In the U.S., melatonin is sold as a dietary supplement and is not regulated as a drug. This means the U.S. Food and Drug Administration doesn’t have as much oversight over the purity of ingredients or the accuracy of dosage claims.

This also means it’s possible that the concentration of melatonin in a product might not match what’s listed on the bottle, since the FDA doesn’t confirm the label’s accuracy. 

For example, A 2017 study in the Journal of Clinical Sleep Medicine found that, at least in Canada, the concentration of melatonin in a supplement often varied widely from what was listed, and Canada later banned OTC melatonin due to these quality control issues. 

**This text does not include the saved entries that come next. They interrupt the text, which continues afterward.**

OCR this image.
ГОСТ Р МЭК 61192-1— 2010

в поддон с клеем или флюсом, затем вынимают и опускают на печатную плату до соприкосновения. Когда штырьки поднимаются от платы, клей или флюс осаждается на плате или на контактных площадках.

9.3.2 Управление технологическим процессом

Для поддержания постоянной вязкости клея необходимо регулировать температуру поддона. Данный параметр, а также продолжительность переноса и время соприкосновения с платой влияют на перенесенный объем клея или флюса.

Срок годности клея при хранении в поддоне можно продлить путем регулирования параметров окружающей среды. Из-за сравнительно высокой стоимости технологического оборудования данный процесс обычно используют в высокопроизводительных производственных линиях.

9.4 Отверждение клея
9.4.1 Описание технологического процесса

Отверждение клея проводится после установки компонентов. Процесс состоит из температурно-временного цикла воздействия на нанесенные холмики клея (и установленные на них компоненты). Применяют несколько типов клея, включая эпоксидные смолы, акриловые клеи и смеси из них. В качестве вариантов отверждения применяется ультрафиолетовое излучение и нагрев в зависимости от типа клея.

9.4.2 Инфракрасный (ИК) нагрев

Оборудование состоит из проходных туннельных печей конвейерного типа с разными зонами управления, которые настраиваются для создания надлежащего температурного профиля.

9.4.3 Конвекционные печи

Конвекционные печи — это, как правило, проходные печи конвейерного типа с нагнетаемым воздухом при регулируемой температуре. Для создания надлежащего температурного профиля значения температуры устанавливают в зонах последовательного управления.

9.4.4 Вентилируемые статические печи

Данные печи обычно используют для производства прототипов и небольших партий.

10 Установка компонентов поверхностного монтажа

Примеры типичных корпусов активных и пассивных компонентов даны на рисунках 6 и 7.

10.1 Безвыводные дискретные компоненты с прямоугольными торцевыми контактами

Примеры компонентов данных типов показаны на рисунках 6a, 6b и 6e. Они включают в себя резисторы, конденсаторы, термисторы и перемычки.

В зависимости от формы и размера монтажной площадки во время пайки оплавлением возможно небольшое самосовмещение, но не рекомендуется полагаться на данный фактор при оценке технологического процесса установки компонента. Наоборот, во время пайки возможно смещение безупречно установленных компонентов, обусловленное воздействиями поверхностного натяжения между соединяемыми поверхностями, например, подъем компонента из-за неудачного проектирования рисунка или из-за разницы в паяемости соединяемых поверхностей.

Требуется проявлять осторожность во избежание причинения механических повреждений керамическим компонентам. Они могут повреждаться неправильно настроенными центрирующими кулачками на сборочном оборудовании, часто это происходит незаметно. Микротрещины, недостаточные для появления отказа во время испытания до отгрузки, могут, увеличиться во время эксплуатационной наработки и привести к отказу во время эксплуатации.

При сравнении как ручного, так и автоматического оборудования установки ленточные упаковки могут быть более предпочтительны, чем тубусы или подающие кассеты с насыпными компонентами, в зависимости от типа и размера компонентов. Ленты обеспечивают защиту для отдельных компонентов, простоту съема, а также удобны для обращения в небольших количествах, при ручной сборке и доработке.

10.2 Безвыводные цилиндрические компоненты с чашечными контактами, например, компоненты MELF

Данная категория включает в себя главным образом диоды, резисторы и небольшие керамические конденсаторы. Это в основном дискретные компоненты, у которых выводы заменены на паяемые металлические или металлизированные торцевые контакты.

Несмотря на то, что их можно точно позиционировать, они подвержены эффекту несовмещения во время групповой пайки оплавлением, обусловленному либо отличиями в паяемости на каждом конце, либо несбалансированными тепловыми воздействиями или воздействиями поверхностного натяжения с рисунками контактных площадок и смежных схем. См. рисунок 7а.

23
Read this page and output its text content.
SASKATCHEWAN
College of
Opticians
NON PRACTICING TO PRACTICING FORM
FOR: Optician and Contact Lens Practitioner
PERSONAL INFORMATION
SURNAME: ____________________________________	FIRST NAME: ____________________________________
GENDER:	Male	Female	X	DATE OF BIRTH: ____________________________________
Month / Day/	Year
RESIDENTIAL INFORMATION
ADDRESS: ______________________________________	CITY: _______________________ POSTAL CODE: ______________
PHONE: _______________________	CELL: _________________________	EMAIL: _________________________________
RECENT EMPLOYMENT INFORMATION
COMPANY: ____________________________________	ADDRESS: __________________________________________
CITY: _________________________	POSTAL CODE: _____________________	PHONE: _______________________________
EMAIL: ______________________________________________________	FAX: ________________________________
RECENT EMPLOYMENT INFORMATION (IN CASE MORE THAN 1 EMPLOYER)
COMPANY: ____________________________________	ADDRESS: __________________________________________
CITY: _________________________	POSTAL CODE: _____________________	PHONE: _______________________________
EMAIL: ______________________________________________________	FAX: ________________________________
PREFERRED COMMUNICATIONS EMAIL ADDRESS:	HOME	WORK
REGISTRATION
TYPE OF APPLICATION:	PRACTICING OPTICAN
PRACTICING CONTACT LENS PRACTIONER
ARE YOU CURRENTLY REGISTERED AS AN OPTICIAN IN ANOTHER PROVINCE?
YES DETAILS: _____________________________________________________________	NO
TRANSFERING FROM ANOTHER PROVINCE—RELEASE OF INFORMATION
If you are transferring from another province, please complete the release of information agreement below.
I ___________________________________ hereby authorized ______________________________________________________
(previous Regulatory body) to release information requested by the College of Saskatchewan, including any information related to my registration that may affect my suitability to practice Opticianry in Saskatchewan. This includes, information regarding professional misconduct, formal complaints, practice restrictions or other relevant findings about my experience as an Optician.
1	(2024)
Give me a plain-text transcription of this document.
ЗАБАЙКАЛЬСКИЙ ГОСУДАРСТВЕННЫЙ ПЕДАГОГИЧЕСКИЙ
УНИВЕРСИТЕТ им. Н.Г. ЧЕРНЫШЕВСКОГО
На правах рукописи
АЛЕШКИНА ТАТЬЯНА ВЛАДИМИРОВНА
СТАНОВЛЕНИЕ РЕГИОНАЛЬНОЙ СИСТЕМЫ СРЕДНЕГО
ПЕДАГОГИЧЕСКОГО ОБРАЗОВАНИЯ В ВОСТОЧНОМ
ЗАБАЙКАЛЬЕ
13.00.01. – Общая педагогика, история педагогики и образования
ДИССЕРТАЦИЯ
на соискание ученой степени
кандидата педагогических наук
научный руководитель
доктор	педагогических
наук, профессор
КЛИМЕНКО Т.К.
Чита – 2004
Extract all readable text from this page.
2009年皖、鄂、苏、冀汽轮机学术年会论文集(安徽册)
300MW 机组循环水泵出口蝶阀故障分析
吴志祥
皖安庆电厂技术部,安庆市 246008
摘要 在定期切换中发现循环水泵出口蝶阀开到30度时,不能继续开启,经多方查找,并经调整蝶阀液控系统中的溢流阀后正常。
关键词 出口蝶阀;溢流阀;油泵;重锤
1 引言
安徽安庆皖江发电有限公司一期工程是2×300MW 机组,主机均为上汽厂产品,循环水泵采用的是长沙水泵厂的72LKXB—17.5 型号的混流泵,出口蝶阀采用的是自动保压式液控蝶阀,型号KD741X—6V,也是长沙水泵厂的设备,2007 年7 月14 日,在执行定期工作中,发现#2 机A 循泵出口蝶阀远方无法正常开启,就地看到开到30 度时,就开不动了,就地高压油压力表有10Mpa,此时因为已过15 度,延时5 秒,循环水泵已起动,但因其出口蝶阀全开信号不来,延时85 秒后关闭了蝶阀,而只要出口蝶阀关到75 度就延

However, similar quality control studies have not been conducted in the U.S., the study authors noted.

The largest year-to-year increase in overdoses took place between 2019 and 2020, when the rate of reporting jumped about 38 percent.

“Unintentional ingestions were the primary drivers of this increase,” the researchers wrote in the study. “This might be related to increased accessibility of melatonin during the pandemic, as children spent more time at home because of stay-at-home orders and school closures.” 

Bottom line? Because melatonin is a hormone, there’s some concern that long-term use might have some effect on children’s puberty-related hormones. Such effects have been noted in some animal studies, according to Boston Children’s Hospital.